Am 12. September 2007 stand der Antrag der Bundesregierung auf Fortsetzung des Einsatzes bewaffneter deutscher Streitkräfte im Rahmen der "United Nations Interim Force in Lebanon" (UNIFIL) auf der Tagesordnung des Bundestags. Diesem Antrag habe ich nicht zugestimmt. Denn nach meiner Einschätzung haben sich die militärischen und politischen Rahmenbedingungen dieses Auslandseinsatzes seit der ersten Abstimmung über die Entsendung von Bundeswehreinheiten im September 2006 nicht grundsätzlich verändert. Damals habe ich meine Ablehnung in einer mit anderen Kollegen gemeinsamen "Persönlichen Erklärung nach §31 der Geschäftsordnung des Deutschen Bundestages" begründet. Dieser Paragraph bietet Abgeordneten die Möglichkeit, eine Erklärung zu Protokoll zu geben, die ihre Gründe für ein bestimmtes Abstimmungsverhalten enthält. Die damalige Erklärung bildet die Grundlage für meine Antwort. Sie können im Protokoll des Bundestages für die 50. Plenarsitzung auch die weiteren Stellungnahmen in pro und contra finden:
http://www.bundestag.de/bic/plenarprotokolle/pp/2006/index.html#09

Mein Hauptargument gegen den Einsatz der Bundeswehr in dieser Krisenregion ist, dass die militärischen und politischen Konsequenzen dieser Entscheidung nur schwer zu kalkulieren sind. Das Wissen um diese möglichen Konsequenzen meiner Entscheidung für die betroffenen Bundeswehrsoldaten und ihre Angehörigen stellt eine schwere moralische Bürde dar. Daher halte ich die Ablehnung einer Beteiligung an möglichen Kampfeinsätzen von Bodentruppen für die richtige Entscheidung.

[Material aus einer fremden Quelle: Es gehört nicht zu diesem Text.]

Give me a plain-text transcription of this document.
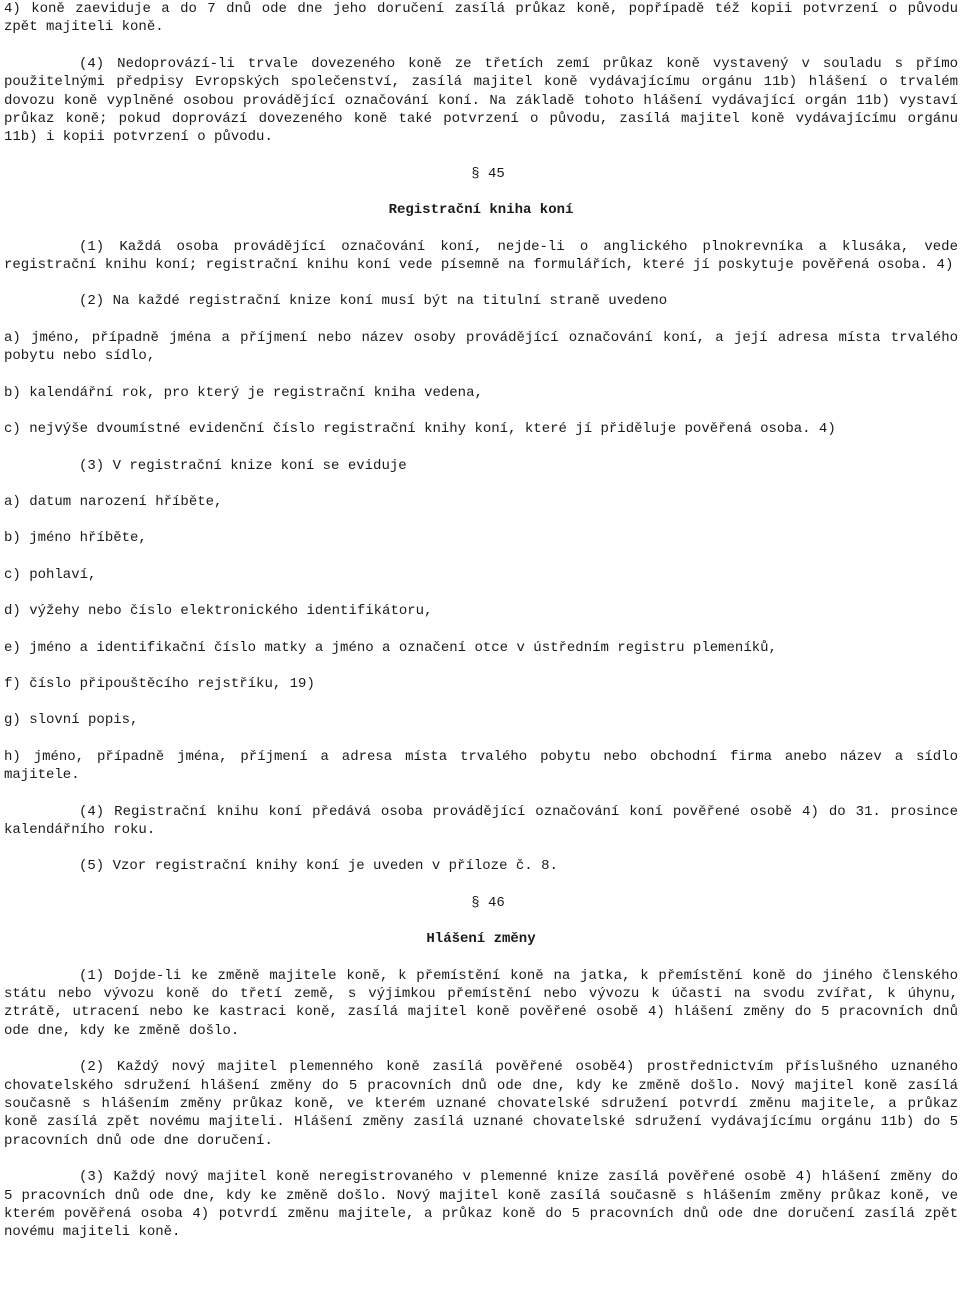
4) koně zaeviduje a do 7 dnů ode dne jeho doručení zasílá průkaz koně, popřípadě též kopii potvrzení o původu zpět majiteli koně.

(4) Nedoprovází-li trvale dovezeného koně ze třetích zemí průkaz koně vystavený v souladu s přímo použitelnými předpisy Evropských společenství, zasílá majitel koně vydávajícímu orgánu 11b) hlášení o trvalém dovozu koně vyplněné osobou provádějící označování koní. Na základě tohoto hlášení vydávající orgán 11b) vystaví průkaz koně; pokud doprovází dovezeného koně také potvrzení o původu, zasílá majitel koně vydávajícímu orgánu 11b) i kopii potvrzení o původu.

§ 45

Registrační kniha koní

(1) Každá osoba provádějící označování koní, nejde-li o anglického plnokrevníka a klusáka, vede registrační knihu koní; registrační knihu koní vede písemně na formulářích, které jí poskytuje pověřená osoba. 4)

(2) Na každé registrační knize koní musí být na titulní straně uvedeno

a) jméno, případně jména a příjmení nebo název osoby provádějící označování koní, a její adresa místa trvalého pobytu nebo sídlo,

b) kalendářní rok, pro který je registrační kniha vedena,

c) nejvýše dvoumístné evidenční číslo registrační knihy koní, které jí přiděluje pověřená osoba. 4)

(3) V registrační knize koní se eviduje

a) datum narození hříběte,

b) jméno hříběte,

c) pohlaví,

d) výžehy nebo číslo elektronického identifikátoru,

e) jméno a identifikační číslo matky a jméno a označení otce v ústředním registru plemeníků,

f) číslo připouštěcího rejstříku, 19)

g) slovní popis,

h) jméno, případně jména, příjmení a adresa místa trvalého pobytu nebo obchodní firma anebo název a sídlo majitele.

(4) Registrační knihu koní předává osoba provádějící označování koní pověřené osobě 4) do 31. prosince kalendářního roku.

(5) Vzor registrační knihy koní je uveden v příloze č. 8.

§ 46

Hlášení změny

(1) Dojde-li ke změně majitele koně, k přemístění koně na jatka, k přemístění koně do jiného členského státu nebo vývozu koně do třetí země, s výjimkou přemístění nebo vývozu k účasti na svodu zvířat, k úhynu, ztrátě, utracení nebo ke kastraci koně, zasílá majitel koně pověřené osobě 4) hlášení změny do 5 pracovních dnů ode dne, kdy ke změně došlo.

(2) Každý nový majitel plemenného koně zasílá pověřené osobě4) prostřednictvím příslušného uznaného chovatelského sdružení hlášení změny do 5 pracovních dnů ode dne, kdy ke změně došlo. Nový majitel koně zasílá současně s hlášením změny průkaz koně, ve kterém uznané chovatelské sdružení potvrdí změnu majitele, a průkaz koně zasílá zpět novému majiteli. Hlášení změny zasílá uznané chovatelské sdružení vydávajícímu orgánu 11b) do 5 pracovních dnů ode dne doručení.

(3) Každý nový majitel koně neregistrovaného v plemenné knize zasílá pověřené osobě 4) hlášení změny do 5 pracovních dnů ode dne, kdy ke změně došlo. Nový majitel koně zasílá současně s hlášením změny průkaz koně, ve kterém pověřená osoba 4) potvrdí změnu majitele, a průkaz koně do 5 pracovních dnů ode dne doručení zasílá zpět novému majiteli koně.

Das Waffenstillstandsabkommen zwischen Israel und der Hamas im Libanon, das auch auf die erfolgreiche Vermittlungsarbeit von Bundesaußenminister Steinmeier zurückzuführen ist, mit militärischen Mitteln sichern zu wollen, halte ich für die falsche Schlussfolgerung. Denn dieser Impuls unterstellt, Deutschland könnte sich „wie jede andere Nation“ im Nahen Osten mit einem militärischen Beitrag engagieren. Wie wenig Deutschland jedoch in der vermeintlichen „Normalität“ der Völkergemeinschaft angekommen ist und wir Deutschen dies selbst angesichts unserer Geschichte zu Recht auch nicht so empfinden, hat bereits die Diskussion über die Ausgestaltung des deutschen militärischen Engagements zur Sicherung dieses Waffenstillstandes gezeigt.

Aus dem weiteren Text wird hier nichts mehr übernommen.